At the American Health Information Management Association (AHIMA) convention Wednesday, Don E. Hardwick, client relations and compliance, MRO Corp., a document and disclosure management company in King of Prussia, Pa., told the story of one hospital client that left PHI management up to each department.
A few years ago, a man went to the radiology department trying to get imaging films for a patient injured in a car accident. The department started processing the request before realizing that the man responsible for the accident wanted to destroy the films so they couldn't be used in court.
This particular situation did not happen at the Chester County (Pa.) Hospital and Health System, but Kimberly Hagerty, health information management leader at the 220-bed community hospital, saw the need to standardize PHI quality control and patient privacy practices. "It's getting a handle on information-release practices in your facility and looking outside," said Hagerty.
Proper PHI management can reduce liability for HIPAA violations and, in the case of the near-disclosure of images to the wrong party with malevolent intentions, prevent potential litigation. It also helps to improve patient satisfaction by making the health system more customer-friendly.
"We're presenting a good front to the patients," Hagerty said.
Chester County Hospital is in the midst of creating a unified, centralized PHI disclosure process.
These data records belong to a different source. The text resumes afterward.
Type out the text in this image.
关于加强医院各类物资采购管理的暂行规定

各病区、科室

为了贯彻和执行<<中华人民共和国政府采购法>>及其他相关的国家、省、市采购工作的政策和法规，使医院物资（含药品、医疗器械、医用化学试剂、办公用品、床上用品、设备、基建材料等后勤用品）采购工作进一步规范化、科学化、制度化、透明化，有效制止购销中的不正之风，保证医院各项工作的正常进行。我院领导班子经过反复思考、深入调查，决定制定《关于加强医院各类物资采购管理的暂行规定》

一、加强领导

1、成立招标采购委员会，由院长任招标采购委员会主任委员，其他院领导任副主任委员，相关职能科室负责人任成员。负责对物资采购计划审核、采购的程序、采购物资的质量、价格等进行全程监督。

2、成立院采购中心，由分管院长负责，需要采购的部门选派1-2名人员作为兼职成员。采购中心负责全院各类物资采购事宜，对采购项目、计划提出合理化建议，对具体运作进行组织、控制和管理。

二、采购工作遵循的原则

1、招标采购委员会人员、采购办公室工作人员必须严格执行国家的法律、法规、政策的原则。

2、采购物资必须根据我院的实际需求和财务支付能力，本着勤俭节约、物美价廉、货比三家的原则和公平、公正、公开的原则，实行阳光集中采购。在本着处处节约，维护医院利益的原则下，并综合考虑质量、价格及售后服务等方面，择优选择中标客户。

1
The hospital has met Stage 1 meaningful use with its Siemens inpatient electronic health record and has attached a patient portal to the EHR. Software from MRO automatically sends discharge summaries into the portal for easy, secure access by referring physicians.
Hagerty said the hospital has reduced turnaround time for providing outside physicians with patient records to just two days, compared to 10-14 days before the centralization. This streamlined service has allowed health information management to reduce staffing by one full-time-equivalent employee, justifying the expense of changing disclosure policies. "It's nice to be known as the ROI department," Hagerty said.
MRO's disclosure management technology provides advanced, one-click reporting functionality, including electronic disclosure request, but it had not been activated until Chester County Hospital made the decision to centralize PHI management. "It was just using the technology and working smarter, not harder," said Hagerty.
As a bonus, with so much information going out to the portal, Hagerty reported there have fewer requests for access.
The project is not complete, however. Audits of physician access are retroactive. The organization is rolling out a NextGen Healthcare Information Systems EHR at its ambulatory clinics and some affiliated physician practices.
It all is in preparation for routine health information exchange, according to Hardwick. "This is only the beginning of all the disclosure points," he said. "At some point, HIEs are going to occur," even if it's just an internal HIE for an organization.